Update September 22, 2008: I have abandoned this model. I’m still using Hadoop, but with a much simpler data model. I’ll post about it at some point.

Gosh darn, it’s hard to get this right. In my most recent work on AltLaw, I’ve been building an infrastructure for doing all my back-end data processing using Hadoop and Thrift.

I’ve described this before, but here’s a summary of my situation:

  1. I have a few million files, ~15 GB total.
  2. Many files represent the same logical entity, sometimes in different formats or from different sources.
  3. Every file needs 5-10 steps of clean-up, data extraction, and format conversion.
  4. The files come from ~15 different sources, each requiring different processing.
  5. I get 20-50 new files daily.

I want to be able to process all this efficiently, but I also want to be able to change my mind. I can never say, “I’ve run this process on this batch of files, so I never need to do it again.” I might improve the code, or I might find that I need to go back to the original files to get some other kind of data.

Hadoop was the obvious choice for efficiency. Thrift is a good, compact data format that’s easier to use than Hadoop’s native data structures. The only question is, what’s the schema? Or, more simply, what do I want to store?

I’ve come up with what, for want of a better term, I call the Document-Blob Model.

I start with a collection of Documents. Each Document represents a single, logical entity, like a court case or a section of statute. A Document contains an integer identifier and an array of Blobs, nothing more.

What is a Blob? Good question. It’s data, any data. It may represent a normal file, in which case it stores the content of that file and some metadata like the MIME type. It may also represent a data structure. Because unused fields do not occupy any space in Thrift’s binary format, the Blob type can have fields for every structure I might want to use now or in the future. In effect, a Blob is a polymorphic type that can become any other type.

So how do I know which type it is? By where it came from. Each Blob is tagged with the name of its “provider”. For files downloaded in bulk, the provider is the web site or service where I got them. For generated files, the creator is a class or script, with a version number.

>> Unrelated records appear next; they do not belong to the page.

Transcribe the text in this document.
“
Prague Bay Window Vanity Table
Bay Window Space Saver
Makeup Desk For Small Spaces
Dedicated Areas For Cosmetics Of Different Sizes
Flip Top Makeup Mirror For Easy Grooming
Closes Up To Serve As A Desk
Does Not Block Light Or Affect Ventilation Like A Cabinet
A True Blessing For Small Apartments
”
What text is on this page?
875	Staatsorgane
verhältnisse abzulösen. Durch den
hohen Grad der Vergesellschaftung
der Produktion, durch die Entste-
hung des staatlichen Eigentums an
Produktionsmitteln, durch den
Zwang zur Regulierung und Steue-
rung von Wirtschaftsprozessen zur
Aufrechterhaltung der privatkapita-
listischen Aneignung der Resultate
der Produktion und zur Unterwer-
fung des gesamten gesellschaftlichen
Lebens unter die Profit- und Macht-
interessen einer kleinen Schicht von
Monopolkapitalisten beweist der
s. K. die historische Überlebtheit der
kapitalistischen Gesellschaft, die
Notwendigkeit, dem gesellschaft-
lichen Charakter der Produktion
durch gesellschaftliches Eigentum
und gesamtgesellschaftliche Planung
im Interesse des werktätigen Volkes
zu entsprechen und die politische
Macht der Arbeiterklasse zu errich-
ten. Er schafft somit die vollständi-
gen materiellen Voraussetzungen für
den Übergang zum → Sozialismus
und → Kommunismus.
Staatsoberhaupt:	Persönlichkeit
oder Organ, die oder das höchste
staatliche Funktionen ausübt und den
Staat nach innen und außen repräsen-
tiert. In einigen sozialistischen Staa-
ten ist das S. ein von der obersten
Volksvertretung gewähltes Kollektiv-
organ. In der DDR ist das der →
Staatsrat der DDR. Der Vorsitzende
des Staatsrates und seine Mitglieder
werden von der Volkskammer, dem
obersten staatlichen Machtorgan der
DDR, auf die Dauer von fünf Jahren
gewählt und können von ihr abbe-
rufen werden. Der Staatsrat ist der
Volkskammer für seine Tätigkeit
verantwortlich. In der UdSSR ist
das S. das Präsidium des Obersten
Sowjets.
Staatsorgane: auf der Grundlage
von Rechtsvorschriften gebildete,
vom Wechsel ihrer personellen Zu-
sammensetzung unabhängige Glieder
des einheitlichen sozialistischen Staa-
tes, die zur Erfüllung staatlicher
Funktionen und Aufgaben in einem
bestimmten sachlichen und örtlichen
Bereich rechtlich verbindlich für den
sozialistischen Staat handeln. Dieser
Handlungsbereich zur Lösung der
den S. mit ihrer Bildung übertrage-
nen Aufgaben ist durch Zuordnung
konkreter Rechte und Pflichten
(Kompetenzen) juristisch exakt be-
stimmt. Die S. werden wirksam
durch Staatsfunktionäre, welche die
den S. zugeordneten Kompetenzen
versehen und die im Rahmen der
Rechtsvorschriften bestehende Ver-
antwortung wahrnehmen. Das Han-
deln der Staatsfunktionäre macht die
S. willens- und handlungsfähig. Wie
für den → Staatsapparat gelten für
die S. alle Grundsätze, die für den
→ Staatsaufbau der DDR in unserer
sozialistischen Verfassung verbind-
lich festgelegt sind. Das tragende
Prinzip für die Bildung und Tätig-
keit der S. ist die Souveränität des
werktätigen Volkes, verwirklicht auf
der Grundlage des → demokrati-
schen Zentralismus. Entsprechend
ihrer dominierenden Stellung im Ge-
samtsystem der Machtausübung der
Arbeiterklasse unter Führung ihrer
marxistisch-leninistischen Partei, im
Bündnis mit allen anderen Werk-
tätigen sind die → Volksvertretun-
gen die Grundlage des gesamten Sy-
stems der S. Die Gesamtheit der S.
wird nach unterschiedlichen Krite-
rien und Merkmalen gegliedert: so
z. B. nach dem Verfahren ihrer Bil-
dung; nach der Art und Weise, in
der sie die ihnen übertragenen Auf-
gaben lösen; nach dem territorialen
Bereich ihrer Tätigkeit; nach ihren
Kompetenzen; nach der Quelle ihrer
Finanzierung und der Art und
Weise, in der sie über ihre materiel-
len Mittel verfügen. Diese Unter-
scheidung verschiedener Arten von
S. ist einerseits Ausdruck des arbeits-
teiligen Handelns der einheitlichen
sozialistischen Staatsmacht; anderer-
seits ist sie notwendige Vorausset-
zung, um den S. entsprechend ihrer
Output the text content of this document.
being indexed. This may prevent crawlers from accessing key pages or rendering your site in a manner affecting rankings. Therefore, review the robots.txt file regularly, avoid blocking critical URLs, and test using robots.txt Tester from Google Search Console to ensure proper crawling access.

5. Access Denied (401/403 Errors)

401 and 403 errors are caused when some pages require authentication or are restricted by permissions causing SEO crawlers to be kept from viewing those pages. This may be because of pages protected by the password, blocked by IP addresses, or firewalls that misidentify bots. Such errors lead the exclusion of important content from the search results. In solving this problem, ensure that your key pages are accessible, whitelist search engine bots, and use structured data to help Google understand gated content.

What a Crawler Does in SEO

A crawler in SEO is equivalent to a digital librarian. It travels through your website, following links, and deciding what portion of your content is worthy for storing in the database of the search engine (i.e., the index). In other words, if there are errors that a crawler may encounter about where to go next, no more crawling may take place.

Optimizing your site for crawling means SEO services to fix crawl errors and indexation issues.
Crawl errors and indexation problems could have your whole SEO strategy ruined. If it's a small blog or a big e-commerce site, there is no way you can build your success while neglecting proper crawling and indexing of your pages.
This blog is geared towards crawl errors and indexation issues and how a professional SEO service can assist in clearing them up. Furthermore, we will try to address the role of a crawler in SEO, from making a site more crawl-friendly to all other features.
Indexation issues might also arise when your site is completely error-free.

So I have a few hundred thousand Documents, each containing several Blobs. I represent each conversion/extraction/processing step as its own Java class. All those classes implement the same, simple interface: take one Blob as input and return another Blob as output.

Helper functions allow me to say things like, “Take this Document, find the Blob that was generated by class X. Run class Y on that Blob, and append result to the original Document.” In this way, I can stack multiple processing steps into a single Hadoop job, but retain the option of reusing or rearranging those steps later on.

Will this work? I have no idea. I just came up with it last week. Today I successfully ran a 5-step job on ~700,000 documents from the public.resource.org federal case corpus. It took about an hour on a 10-node Hadoop/EC2 cluster.

The real test will come when I apply this model to the much messier collection of files we downloaded directly from the federal courts.

3 Replies to “The Document-Blob Model”

  1. Stuart, interested to know what altlaw does for the query engine and what the plan is for the query engine in this entry. Any plans for xquery either? Thanks.

  2. Phil,
    All search queries in AltLaw are handled by Solr/Lucene, and that’s not likely to change any time soon. XQuery would be of little benefit, since the data are mostly unstructured text.